Astrocytes form glial scars that impede axon growth beyond the site of the lesion and produce and secrete molecules that are inhibitory to axon regeneration.

Question 49

What is the job of oligodendrocytes?

Answer 49

produce myelin that is inhibitory to axon regeneration

Question 50

What occurs during axonal sprouting?

Answer 50

cell body expresses genes that restore it to a growth state

Question 51

Explain axonal sprouting in PNS

Answer 51

Axonal sprouts grow from the proximal segment, enter the CT elements of distal segment, and grow toward target.

• once they return to their target, regenerated axons can form new functional nerve endings.
• process is largely directed by molecules secreted by schwann cells.

Question 52

Explain axonal sprouting in the CNS.

Answer 52

as axonal sprouts approach glial scars, the axonal growth cones develop bulbous abnormalities and are unable to migrate through the glial scar.

Question 53

What is axonal sprouting dependent on?

Answer 53

the presence of CT elements (scaffolding) to guide the axonal sprouts.

Question 54

Where is axon regeneration greater? PNS or CNS?

Answer 54

PNS- schwann cells are critical

Question 55

What is the hypothesis of aging?

Answer 55

may result from changes in informational macromolecules (DNA, RNA, and proteins)
-errors in the duplication of DNA increase with age because of random damage that occurs over time.

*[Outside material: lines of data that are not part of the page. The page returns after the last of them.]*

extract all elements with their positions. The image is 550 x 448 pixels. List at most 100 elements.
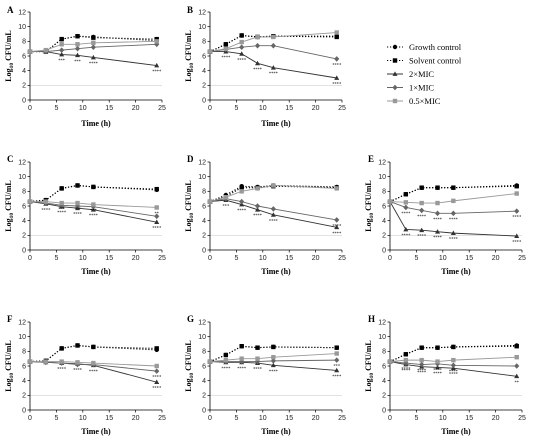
panel-d-series-1xmic-point <box>239 198 245 205</box>
panel-c: C 0 2 4 6 8 10 12 0 5 10 15 20 25 Time (h) Log10 CFU/mL… <box>4 154 166 276</box>
panel-d-series-0-5xmic-point <box>223 195 229 200</box>
panel-c-significance-label: *** <box>90 208 98 214</box>
panel-h-series-1xmic-point <box>419 361 425 368</box>
panel-f-series-1xmic-line <box>29 361 157 372</box>
panel-e-significance-label: **** <box>417 234 427 240</box>
panel-a-y-axis-label: Log10 CFU/mL <box>4 30 15 82</box>
panel-g-x-tick-label: 15 <box>285 415 293 422</box>
panel-h-significance-label: **** <box>449 372 459 378</box>
panel-f-y-tick-label: 8 <box>22 349 26 356</box>
panel-c-x-tick-label: 15 <box>105 255 113 262</box>
panel-a-y-tick-label: 8 <box>22 39 26 46</box>
panel-d-series-2xmic-point <box>334 224 340 230</box>
panel-b-series-1xmic-point <box>239 44 245 50</box>
panel-e-significance-label: **** <box>512 240 522 246</box>
legend-label-1xmic: 1×MIC <box>409 83 434 93</box>
panel-f-x-tick-label: 0 <box>28 415 32 422</box>
panel-e-series-solvent-control-point <box>403 192 409 197</box>
panel-d-series-2xmic-point <box>270 212 276 217</box>
panel-d-series-1xmic-line <box>209 198 337 221</box>
panel-e: E 0 2 4 6 8 10 12 0 5 10 15 20 25 Time (h) Log10 CFU/mL… <box>364 154 526 276</box>
panel-b-y-tick-label: 0 <box>202 97 206 104</box>
panel-b-y-axis-label: Log10 CFU/mL <box>184 30 195 82</box>
panel-h-series-1xmic-point <box>403 360 409 366</box>
panel-b-x-tick-label: 10 <box>259 105 267 112</box>
panel-h-x-tick-label: 5 <box>414 415 418 422</box>
panel-e-series-1xmic-point <box>419 207 425 214</box>
panel-b-series-0-5xmic-point <box>207 49 213 54</box>
panel-e-letter: E <box>368 154 374 164</box>
panel-b-x-tick-label: 25 <box>338 105 346 112</box>
panel-d-x-axis-label: Time (h) <box>261 267 291 276</box>
panel-c-significance-label: **** <box>73 212 83 218</box>
panel-d-y-tick-label: 4 <box>202 218 206 225</box>
panel-d-y-axis-label: Log10 CFU/mL <box>184 180 195 232</box>
panel-a-series-1xmic-point <box>90 44 96 50</box>
panel-e-significance-label: **** <box>417 214 427 220</box>
panel-e-series-solvent-control-point <box>514 184 519 189</box>
panel-c-series-0-5xmic-line <box>30 201 157 208</box>
panel-b-y-tick-label: 6 <box>202 53 206 60</box>
panel-h-series-0-5xmic <box>387 355 519 364</box>
panel-e-series-2xmic-point <box>419 227 425 233</box>
panel-g-significance-label: **** <box>269 369 279 375</box>
panel-f-series-solvent-control-point <box>91 344 96 350</box>
panel-e-series-2xmic-point <box>514 233 520 238</box>
panel-e-significance-label: **** <box>512 215 522 221</box>
panel-c-series-0-5xmic-point <box>27 199 33 204</box>
legend-marker-growth-control <box>392 44 398 50</box>
panel-f-y-tick-label: 0 <box>22 407 26 414</box>
panel-e-significance-label: **** <box>401 211 411 217</box>
panel-b-series-solvent-control-point <box>334 34 339 40</box>
panel-b-series-1xmic-line <box>209 45 337 60</box>
panel-d-series-0-5xmic-point <box>334 186 339 191</box>
panel-d-y-tick-label: 2 <box>202 233 206 240</box>
panel-f-y-tick-label: 6 <box>22 363 26 370</box>
panel-g-series-2xmic-point <box>270 362 276 368</box>
panel-g-series-1xmic-point <box>270 358 276 364</box>
panel-h-series-2xmic-point <box>514 373 520 379</box>
panel-f-y-axis-label: Log10 CFU/mL <box>4 340 15 392</box>
legend-label-0-5xmic: 0.5×MIC <box>409 96 441 106</box>
panel-h-x-tick-label: 15 <box>465 415 473 422</box>
panel-e-series-2xmic-line <box>389 201 517 237</box>
panel-d-series-solvent-control-line <box>209 185 337 203</box>
panel-c-x-tick-label: 25 <box>158 255 166 262</box>
panel-f-series-solvent-control-point <box>59 346 64 351</box>
panel-f: F 0 2 4 6 8 10 12 0 5 10 15 20 25 Time (h) Log10 CFU/mL… <box>4 314 166 436</box>
panel-c-x-tick-label: 10 <box>79 255 87 262</box>
panel-g-y-tick-label: 12 <box>198 319 206 326</box>
panel-e-x-tick-label: 25 <box>518 255 526 262</box>
panel-d-series-0-5xmic <box>207 183 339 204</box>
panel-a: A 0 2 4 6 8 10 12 0 5 10 15 20 25 Time (h) Log10 CFU/mL… <box>4 5 166 128</box>
panel-b-y-tick-label: 2 <box>202 83 206 90</box>
panel-e-series-0-5xmic <box>387 191 519 206</box>
panel-f-series-solvent-control-point <box>154 346 159 351</box>
panel-d: D 0 2 4 6 8 10 12 0 5 10 15 20 25 Time (h) Log10 CFU/mL… <box>184 154 346 276</box>
panel-g-x-tick-label: 10 <box>259 415 267 422</box>
panel-g-series-1xmic-line <box>210 359 337 363</box>
panel-a-series-2xmic-point <box>59 51 65 57</box>
panel-g-significance-label: **** <box>221 366 231 372</box>
panel-f-series-0-5xmic-point <box>59 359 64 364</box>
panel-g-series-2xmic-point <box>334 367 340 373</box>
panel-b-series-0-5xmic <box>207 30 339 54</box>
panel-d-series-2xmic-point <box>255 207 261 212</box>
panel-g-series-0-5xmic-point <box>255 356 260 361</box>
panel-f-x-tick-label: 15 <box>105 415 113 422</box>
panel-d-significance-label: **** <box>269 218 279 224</box>
panel-d-significance-label: **** <box>332 231 342 237</box>
panel-f-significance-label: **** <box>89 369 99 375</box>
panel-h-significance-label: **** <box>433 371 443 377</box>
panel-f-x-tick-label: 10 <box>79 415 87 422</box>
panel-h: H 0 2 4 6 8 10 12 0 5 10 15 20 25 Time (h) Log10 CFU/mL… <box>364 314 526 436</box>
panel-d-series-0-5xmic-line <box>209 185 337 203</box>
legend-label-2xmic: 2×MIC <box>409 69 434 79</box>
panel-c-x-tick-label: 0 <box>28 255 32 262</box>
panel-a-significance-label: **** <box>152 69 162 75</box>
panel-c-y-tick-label: 12 <box>18 159 26 166</box>
panel-f-y-tick-label: 12 <box>18 319 26 326</box>
panel-d-x-tick-label: 20 <box>312 255 320 262</box>
panel-a-y-tick-label: 4 <box>22 68 26 75</box>
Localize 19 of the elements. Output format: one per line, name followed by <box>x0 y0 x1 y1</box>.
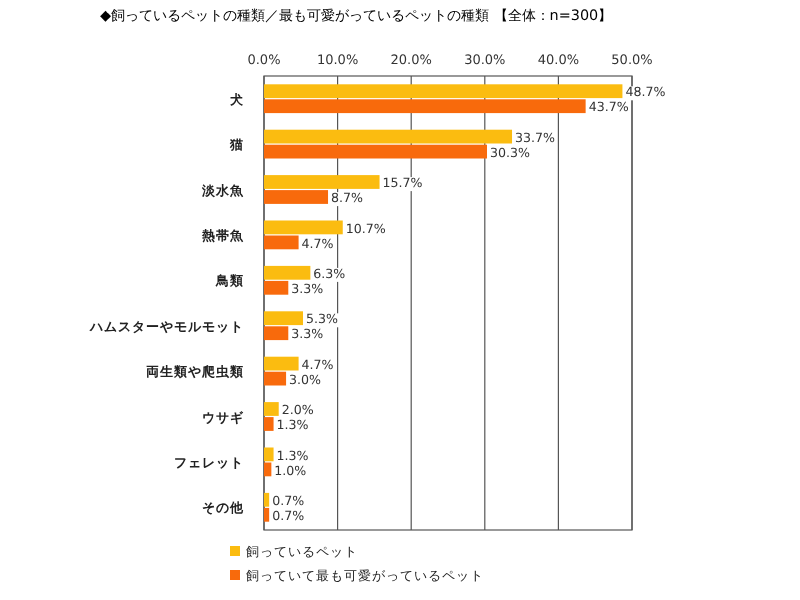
bar <box>264 144 488 159</box>
bar <box>264 507 270 522</box>
bar <box>264 190 329 204</box>
bar <box>264 417 274 431</box>
bar <box>264 371 287 386</box>
bar <box>264 129 513 144</box>
bar <box>264 311 304 326</box>
bar <box>264 402 279 416</box>
bar <box>264 99 586 114</box>
bar <box>264 84 623 99</box>
bar <box>264 175 380 189</box>
bar <box>264 326 289 341</box>
bar <box>264 280 289 295</box>
bar <box>264 356 299 371</box>
bar <box>264 492 270 507</box>
bar <box>264 447 274 462</box>
bar <box>264 235 299 250</box>
bar <box>264 265 311 280</box>
bar <box>264 220 343 235</box>
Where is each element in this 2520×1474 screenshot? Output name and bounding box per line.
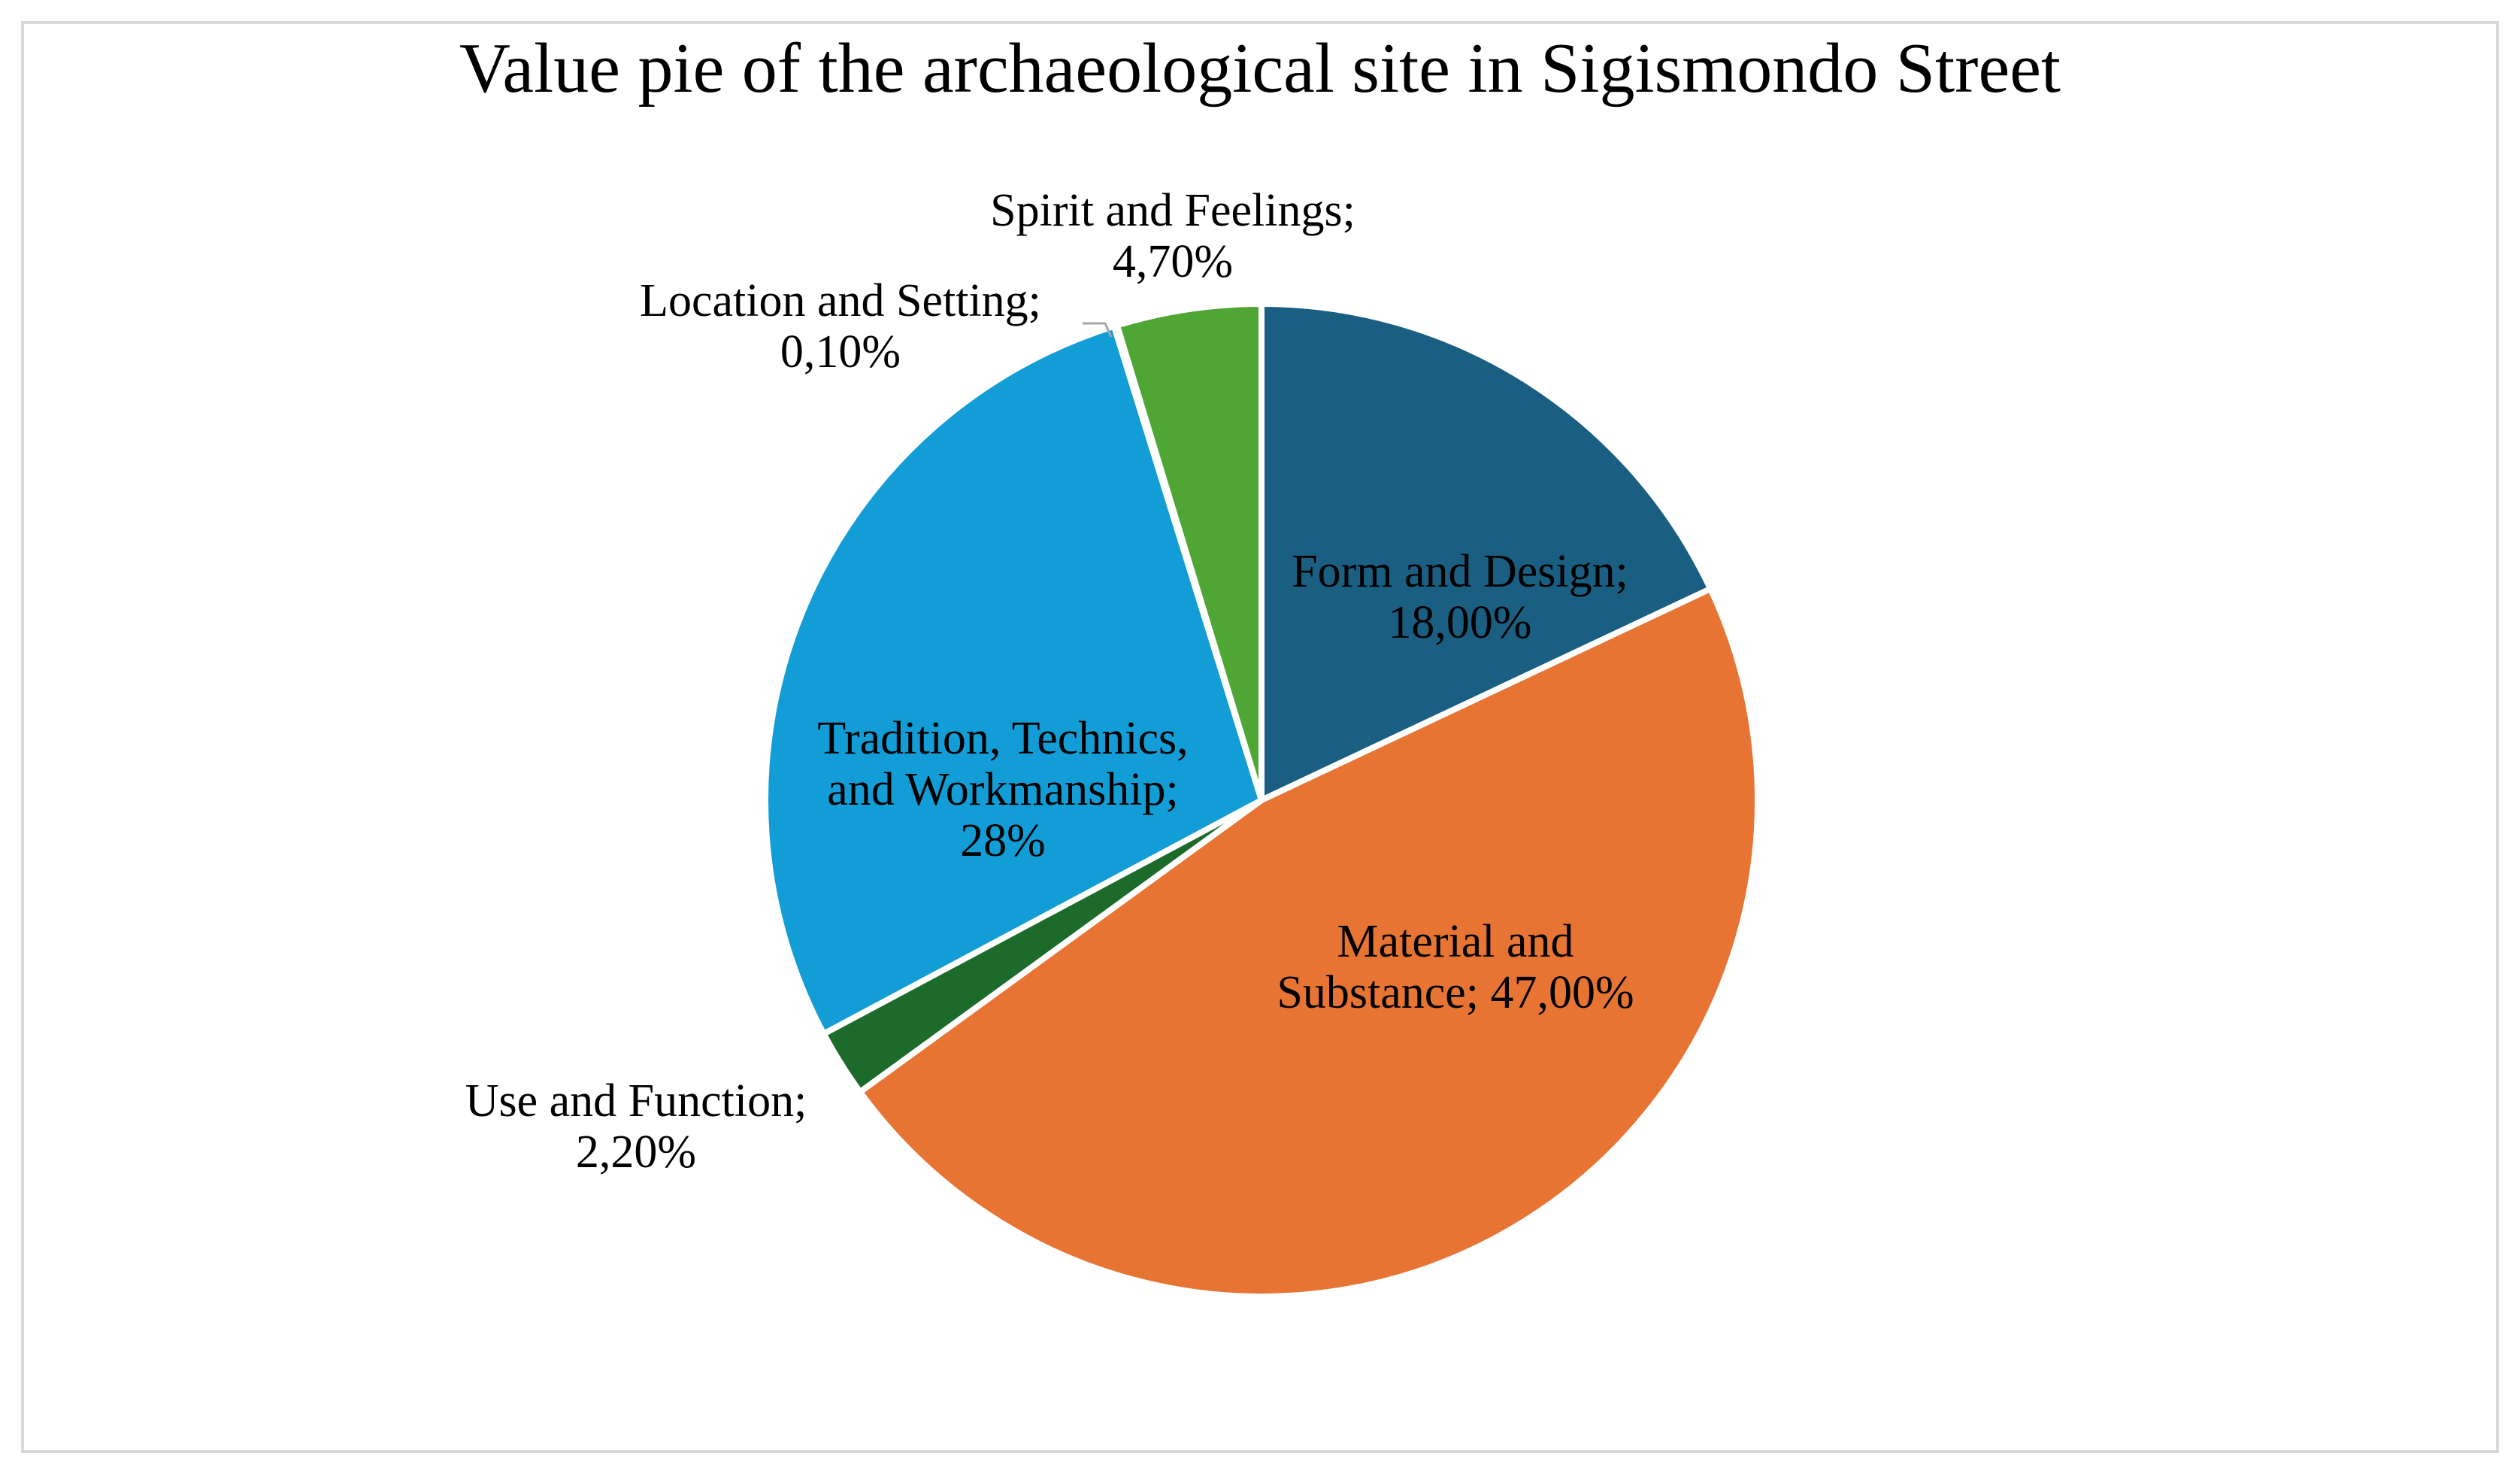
slice-label-use-and-function: Use and Function; 2,20% <box>465 1075 807 1178</box>
slice-labels: Form and Design; 18,00% Material and Substa… <box>465 185 1634 1178</box>
slice-label-spirit-and-feelings: Spirit and Feelings; 4,70% <box>990 185 1355 287</box>
pie-slices <box>762 301 1761 1300</box>
pie-slice-tradition-technics-and-workmanship <box>762 323 1265 1037</box>
pie-slice-form-and-design <box>1258 301 1714 803</box>
pie-slice-spirit-and-feelings <box>1113 301 1265 803</box>
slice-label-location-and-setting: Location and Setting; 0,10% <box>640 275 1041 378</box>
slice-label-tradition-technics-and-workmanship: Tradition, Technics, and Workmanship; 28% <box>817 713 1188 866</box>
chart-title: Value pie of the archaeological site in … <box>459 29 2061 108</box>
pie-slice-material-and-substance <box>857 585 1761 1300</box>
slice-label-form-and-design: Form and Design; 18,00% <box>1292 546 1628 648</box>
leader-lines <box>1083 322 1113 338</box>
slice-label-material-and-substance: Material and Substance; 47,00% <box>1277 916 1634 1018</box>
leader-line-location-and-setting <box>1083 322 1113 338</box>
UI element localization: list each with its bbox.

When a significant number of genetic errors accumulate, aberrant mRNA and proteins are formed, leading eventually to aging.

Question 56

What are structural alterations that occur in the CNS during aging?

Answer 56

1. decrease in brain volume and weight- due to loss of tissue and neuron shrinkage
2. decrease in nerve conduction velocity- due to fragmentation and loss of myelin
3. decrease in some receptors and neurotransmitters
4. decrease in alterations of synapses
5. increase in concentration of plaques and tangles

Question 57

What are senile plaques?

Answer 57

extracellular deposits of beta-amyloid protein surrounded by degenerating neuronal and glial cell processes

Question 58

What are neurofibrillary tangles?

Answer 58

filamentous inclusions in neuronal cell bodies and proximal dendrites

Question 59

What are the structural alterations that occur in the PNS due to aging?

Answer 59

1. decrease in number of unmyelinated and myelinated nerve fibers - loss of motor units
2. decrease in nerve conduction velocity
3. alterations of density and morphology of sensory receptors
4. decrease in alterations synapses

Question 60

What are the motor functional alterations that occur due to aging?

Answer 60

• posture is less erect and reflexes are slowed.
• Gait is slower and stride length is shorter
• increases in risk of falls

Question 61

What are the cognitive functional alterations due to aging?

Answer 61

-decrease in speed of learning, problem solving, retention of new information, visuo-spatial ability, verbal fluency, and general intelligence.